甲烷层流和湍流预混火焰OH^*和CH^*的化学发光特性

化学发光能够对火焰结构和燃烧过程进行良好的表征,但利用化学发光对湍流火焰进行测量的研究相对较少。为了更深入地研究和发展湍流燃烧理论,设计了伴燃射流燃烧器,通过ICCD相机和相应滤波片获取了OH^*和CH^*的化学发光图像,对甲烷/空气层流和湍流预混火焰的化学发光特性进行了研究,并利用分布高度、峰值位置、强反应区占比、峰值等参数对不同速度和当量比时的OH^*和CH^*进行表征。结果表明,层流时OH^*和CH^*的分布明显不同,而湍流的混合作用导致二者的分布范围趋向一致。随着当量比增大,不同速度下OH^*和CH^*的分布高度都呈单调递增趋势,但湍流的增长趋势要相对平缓;峰值位置的变化趋势与分布高度几乎一致,间接表明OH^*和CH^*的主导生成反应不变。强反应区占比在层流和湍流状态下的表现完全相反:从贫燃到富燃,层流中由大于0.1降低到0.05以下,而湍流中则由0.05上升到0.1以上,表明湍流对贫燃时的燃烧反应起抑制作用,在富燃时反而起促进作用。另外, OH^*和CH^*的峰值变化可以对火焰的流动状态进行判断,且CH^*尤为明显:随当量比增加,如果峰值先升后降,则可以认为火焰为层流状态;如果峰值单调递增,则是湍流状态。以速度和当量比为自变量,以OH^*和CH^*的峰值比为因变量,提出了不同速度条件下利用化学发光对当量比进行定量表征的统一关系式,解决了不同速度时需要分别进行拟合的问题,对后续的化学发光燃烧诊断研究具有重要意义。

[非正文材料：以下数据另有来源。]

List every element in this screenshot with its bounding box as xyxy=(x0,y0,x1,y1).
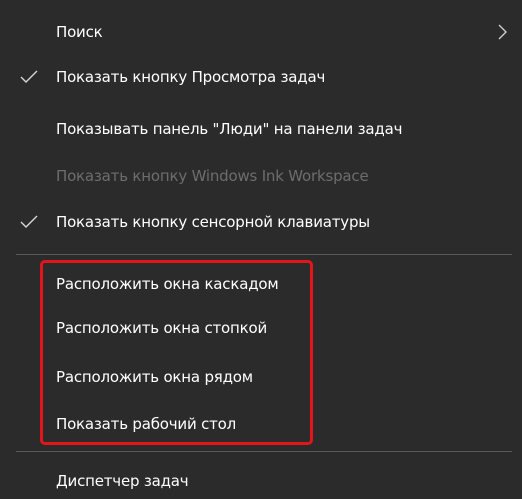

Chemiluminescence Properties of OH^* and CH^* in Laminar and Turbulent Premixed Methane Flames

Chemiluminescence is an inartificial indicator of flame structure and combustion processes, but the study on the measurement and diagnosis of turbulent flames using chemiluminescence is relatively rare. A piloted jet burner was designed to investigate the chemiluminescence of OH^* and CH^* in laminar and turbulent premixed flames, in order to study and develop the turbulent combustion theory further. Chemiluminescence images of OH^* and CH^* at varying velocities(u), and equivalent ratio(φ) were captured by employing ICCD cameras with filters and characterized by the height(h), the peak position(y_p), the ratio of the intense reaction zone(s), and the peak value(P). Results show that the distribution of OH^* is different from that of CH^* in laminar flames, while the effect of turbulence leads to a similar distribution of the two. With the increase of φ, the h of OH^* and CH^* rises monotonically at different speeds, but the increasing trend of turbulence is relatively gentle. It should be mentioned that the variation trend of y_p is consistent with the h, which indicates the dominant formation reaction of the radicals remains unchanged. The performance of s in the laminar and turbulent state is visibly opposite. From fuel-deficient to fuel-enriched state, the sof laminar flow decreases from 0.1 to 0.05, while that of turbulence increases from 0.05 to 0.1, suggesting that turbulence acts as an inhibitor and an accelerator under fuel-deficient and fuel-enriched state respectively. In addition, it is found that the P of OH^* and CH^* can be used to judge the flow state of flame, and that of CH^* is particularly evident. As φ increases, if the P rises first and then decreases, the flames can be considered as laminar;if it increases monotonically, the flames are turbulent. Taking the u and φ as independent variables and the peak ratio of OH^* and CH^* as dependent variables, a unified formula for quantifying the φ by chemiluminescence under different u is proposed. It solves the problem that it needs to be fitted separately at different u, which is of considerable significance to the subsequent research on combustion diagnosis based on chemiluminescence.